1. Introduction (10 minutes)

  • Overview:
    • Recap the restaurant orders DataFrame and our computed columns from the previous lecture.
    • Today we will visualize our data to better understand restaurant performance.
  • Learning Goals:
    • Learn to generate plots with Matplotlib.
    • Understand how to work with wide versus tall data.
    • Explore how to reformat data (using melt) for visualization.
  • Do Now:
    • Ask: “Why is visualizing data important in data analysis? How might a chart help you see trends that raw numbers do not?”

2. Plotting with Matplotlib (20 minutes)

  • Setting Up Matplotlib:
    • Example Code:
      import matplotlib.pyplot as plt
      # Ensure converters are registered for dates if needed
      from pandas.plotting import register_matplotlib_converters
      register_matplotlib_converters()
  • Line Plot of Daily Total Sales:
    • First, compute total sales per day:
      daily_sales = orders.groupby('date')['total_price'].sum().reset_index()
      print(daily_sales)
    • Plotting:
      plt.figure()
      plt.plot(daily_sales['date'], daily_sales['total_price'], marker='o')
      plt.xlabel('Date')
      plt.ylabel('Total Sales ($)')
      plt.title('Daily Total Sales')
      plt.xticks(rotation=45)
      plt.tight_layout()
      plt.show()
  • Bar Chart for Sales by Dish:
    • Example Code:
      dish_sales = orders.groupby('dish')['total_price'].sum().reset_index()
      plt.figure()
      plt.bar(dish_sales['dish'], dish_sales['total_price'], color='skyblue')
      plt.xlabel('Dish')
      plt.ylabel('Total Sales ($)')
      plt.title('Sales by Dish')
      plt.show()
  • Interactive Exercise:
    • Ask: “Try modifying the plots—change markers, colors, or add gridlines. What effect do these changes have?”

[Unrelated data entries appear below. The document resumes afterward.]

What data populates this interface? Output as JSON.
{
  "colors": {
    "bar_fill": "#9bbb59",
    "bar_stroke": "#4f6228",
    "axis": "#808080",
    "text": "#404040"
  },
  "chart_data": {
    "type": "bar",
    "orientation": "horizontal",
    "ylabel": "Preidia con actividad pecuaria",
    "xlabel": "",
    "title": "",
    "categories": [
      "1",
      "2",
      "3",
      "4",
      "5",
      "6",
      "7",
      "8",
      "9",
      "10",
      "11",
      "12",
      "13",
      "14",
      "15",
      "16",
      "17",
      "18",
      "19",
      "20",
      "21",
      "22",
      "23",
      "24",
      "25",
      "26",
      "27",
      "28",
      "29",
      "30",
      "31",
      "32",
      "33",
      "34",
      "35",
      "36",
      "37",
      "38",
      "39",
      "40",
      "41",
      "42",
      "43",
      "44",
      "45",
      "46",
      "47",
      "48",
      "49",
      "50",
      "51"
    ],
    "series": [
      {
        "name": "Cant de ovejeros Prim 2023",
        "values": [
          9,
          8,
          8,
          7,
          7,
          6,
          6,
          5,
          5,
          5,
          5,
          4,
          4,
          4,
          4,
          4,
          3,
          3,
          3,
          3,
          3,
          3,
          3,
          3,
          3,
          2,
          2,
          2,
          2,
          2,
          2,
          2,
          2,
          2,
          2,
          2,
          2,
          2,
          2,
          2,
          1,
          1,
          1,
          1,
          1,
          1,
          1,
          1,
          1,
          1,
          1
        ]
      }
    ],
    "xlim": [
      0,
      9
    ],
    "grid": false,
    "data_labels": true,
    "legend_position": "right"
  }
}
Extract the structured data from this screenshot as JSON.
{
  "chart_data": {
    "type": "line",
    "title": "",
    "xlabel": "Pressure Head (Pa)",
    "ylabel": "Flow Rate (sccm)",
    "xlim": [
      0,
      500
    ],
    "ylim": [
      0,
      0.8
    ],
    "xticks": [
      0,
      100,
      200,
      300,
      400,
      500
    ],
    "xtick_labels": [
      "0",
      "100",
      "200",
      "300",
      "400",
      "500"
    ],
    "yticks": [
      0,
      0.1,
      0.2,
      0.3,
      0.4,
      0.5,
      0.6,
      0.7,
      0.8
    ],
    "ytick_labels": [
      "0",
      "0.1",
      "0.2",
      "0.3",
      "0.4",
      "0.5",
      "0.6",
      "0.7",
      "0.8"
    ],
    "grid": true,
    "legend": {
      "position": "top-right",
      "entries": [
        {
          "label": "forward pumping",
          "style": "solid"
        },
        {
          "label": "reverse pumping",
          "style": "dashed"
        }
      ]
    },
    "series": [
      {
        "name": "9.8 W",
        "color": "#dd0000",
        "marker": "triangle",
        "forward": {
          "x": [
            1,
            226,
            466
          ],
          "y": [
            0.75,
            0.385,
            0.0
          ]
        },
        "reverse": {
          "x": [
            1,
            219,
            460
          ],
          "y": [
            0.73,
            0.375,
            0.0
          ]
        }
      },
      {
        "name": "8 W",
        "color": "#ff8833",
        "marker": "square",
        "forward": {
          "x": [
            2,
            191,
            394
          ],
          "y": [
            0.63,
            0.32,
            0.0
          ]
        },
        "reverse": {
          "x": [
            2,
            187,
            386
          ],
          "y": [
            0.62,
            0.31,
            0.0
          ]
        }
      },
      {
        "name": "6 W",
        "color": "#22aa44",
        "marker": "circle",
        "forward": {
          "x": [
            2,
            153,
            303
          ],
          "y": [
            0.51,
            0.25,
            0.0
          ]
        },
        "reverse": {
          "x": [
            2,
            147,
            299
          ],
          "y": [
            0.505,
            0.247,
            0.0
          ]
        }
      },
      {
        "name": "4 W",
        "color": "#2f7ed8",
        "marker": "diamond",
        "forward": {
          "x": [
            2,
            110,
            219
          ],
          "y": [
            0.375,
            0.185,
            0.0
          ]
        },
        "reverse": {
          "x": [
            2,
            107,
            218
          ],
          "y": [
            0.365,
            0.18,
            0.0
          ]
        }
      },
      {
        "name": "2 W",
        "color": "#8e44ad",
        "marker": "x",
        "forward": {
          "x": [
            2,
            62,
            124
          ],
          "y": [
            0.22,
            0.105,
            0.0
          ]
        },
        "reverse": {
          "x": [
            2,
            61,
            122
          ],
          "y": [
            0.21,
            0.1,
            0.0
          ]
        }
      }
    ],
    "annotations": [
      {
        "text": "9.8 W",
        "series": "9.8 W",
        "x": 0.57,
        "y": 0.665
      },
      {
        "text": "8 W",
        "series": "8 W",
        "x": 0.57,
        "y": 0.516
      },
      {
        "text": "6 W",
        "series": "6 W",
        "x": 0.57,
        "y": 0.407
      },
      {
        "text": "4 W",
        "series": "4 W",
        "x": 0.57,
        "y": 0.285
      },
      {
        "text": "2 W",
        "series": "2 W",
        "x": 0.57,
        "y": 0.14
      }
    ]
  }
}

3. Reshaping Data: Wide vs. Tall Format (15 minutes)

  • Concepts:
    • Explain that data can be organized in different shapes. Wide data has many columns; tall data has more rows and fewer columns.
    • In Pandas, the melt function converts wide data into tall (long) format, which can simplify plotting.
  • Example:
    • Suppose we have a wide table of weekly sales for different regions:
      wide_sales = pd.DataFrame({
      'week': ['Week1', 'Week2', 'Week3'],
      'north': [150, 200, 180],
      'south': [130, 170, 160],
      'east': [140, 210, 190],
      'west': [120, 160, 150]
      })
      print(wide_sales)
    • Convert to Tall Format:
      tall_sales = wide_sales.melt(id_vars=['week'], var_name='region', value_name='sales')
      print(tall_sales)
  • Using the Tall Data for Plotting:
    • Example:
      Plot sales by region for each week:
      plt.figure()
      sns.barplot(x='week', y='sales', hue='region', data=tall_sales)
      plt.title('Weekly Sales by Region')
      plt.show()
  • Discussion:
    • Ask students: “What are some advantages of having data in tall format for plotting?”

4. Wrap-Up (5 minutes)

  • Recap Key Points:
    • We generated plots using Matplotlib to visualize daily sales and sales by dish.
    • We learned about wide vs. tall data and used the melt function to reformat data.
    • Visualizations help us communicate insights and detect trends that aren’t obvious from raw numbers.